Com relação à comunicação dos atributos socioambientais, além do benefício de chamar a atenção de consumidores preocupados com a sustentabilidade, as empresas precisam se preocupar e até se antecipar ao avanço da legislação, sobretudo em alimentos. Um exemplo é o recado, agora obrigatório em rótulos de produtos vendidos no Brasil, do alto teor de açúcar e gordura saturada.
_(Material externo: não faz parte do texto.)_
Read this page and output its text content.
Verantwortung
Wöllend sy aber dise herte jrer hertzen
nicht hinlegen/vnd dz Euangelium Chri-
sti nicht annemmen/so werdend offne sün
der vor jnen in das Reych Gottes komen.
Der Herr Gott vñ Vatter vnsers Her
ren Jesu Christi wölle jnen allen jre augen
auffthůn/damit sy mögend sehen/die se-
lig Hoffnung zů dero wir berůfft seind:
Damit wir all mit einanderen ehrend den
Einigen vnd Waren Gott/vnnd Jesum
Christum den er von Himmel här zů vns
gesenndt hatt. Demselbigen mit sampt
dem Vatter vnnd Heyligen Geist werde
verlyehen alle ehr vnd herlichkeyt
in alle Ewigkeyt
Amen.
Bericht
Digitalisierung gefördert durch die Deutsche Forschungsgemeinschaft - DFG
Este aviso precisa estar em destaque na embalagem e não pode ficar escondido na tabela nutricional.
Um exemplo internacional é o Nutri-Score, desenvolvido pelo Ministério da Saúde da França, que classifica os produtos de acordo com seu benefício nutritivo em uma escala de cinco níveis (A-E) que precisa estar em destaque. “Isso torna extremamente fácil para o consumidor saber o que está comprando e comparar marcas, dentro de uma mesma categoria”, comenta Carbinato.
Na União Europeia também já está valendo uma legislação que multa companhias que errarem a mão nos termos “carbono neutro”, “carbono negativo” e publicizar que determinado produto é “verde” se não tiver comprovação.
O risco de parecer greenwashing, termo que se refere à “maquiagem verde” de empresas que se dizem mais sustentáveis do que na prática são, inclusive, tem afastado muitas empresas de expor suas ações, levando o mercado a um movimento contrário ao de transparência.
A executiva da Bain destaca a importância de as empresas seguirem regulamentações e, para evitar o greenwashing na hora de comunicar o impacto positivo dos produtos, a sugestão é focarem em temas materiais e fornecerem informações transparentes, evitando exageros (veja dicas ao final do texto).
Para a executiva, a maneira mais segura de abordar projetos sustentáveis é conectá-los a uma estratégia de sustentabilidade clara, evitando a abordagem de iniciativas isoladas. “Elas precisam estar amarradas a uma estratégia de sustentabilidade, conectada ao core business, que deve ter metas claras, um roadmap com iniciativas detalhadas e quantificadas, além de serem acompanhadas, com report sobre os avanços e riscos”, diz. A executiva destaca que a agenda ESG deve ser tratado com a mesma diligência e disciplina de outros temas estratégicos.
“Algumas legislações acelerarão isso, como a obrigatoriedade de divulgação (disclosure), mas as empresas que querem ser reconhecidas na transição para uma economia de baixo carbono e mais justa, podem sair na frente e investir em energia na elaboração deste plano e estratégia e na estruturação de seu acompanhamento e sua conexão com negócios”, recomenda. Este ano, a Comissão de Valores Mobiliários (CVM) anunciou a exigência, a partir de 2026, de divulgação ESG seguindo padrões recémp-elaborados do IFRS junto com as informações financeiras para companhias abertas.
Dicas para não praticar greenwashing:
1. Comunique o impacto
Em vez de simplesmente informar o que há no produto (açúcar, sal, gordura saturada, vegano), informar qual é o impacto positivo que ele gerou vs. as versões anteriores ou opções mainstream (ex: redução de carbono, redução de consumo de plástico, prevenção de doenças, etc.). Com isso, fica fácil para o consumidor entender os benefícios daquela escolha.
2. Seja transparente com as informações disponibilizadas
É preciso comprovar para o consumidor que a empresa está falando a verdade sobre o produto. Ajude o consumidor a “confiar” no que foi dito, seja por meio de selos e certificações, seja criando um canal para que o consumidor possa checar as evidências destacadas (por exemplo: produto pode conter QR-code que detalha as fontes de informação, autenticidade e respaldo científico).
3. Foque em temas materiais
Fale sobre os pontos que realmente são mais relevantes para a companhia, vinculados às prioridades de sustentabilidade divulgadas.
“Em resumo, de um lado empresas deveriam buscar capitalizar investimentos em sustentabilidade, cuidar para que a comunicação seja legítima, rastreável e material (sem greenwashing) e, de outro, as regulações deveriam contribuir para maior transparência e comparabilidade na hora da escolha dos consumidores”, finaliza Carbinato.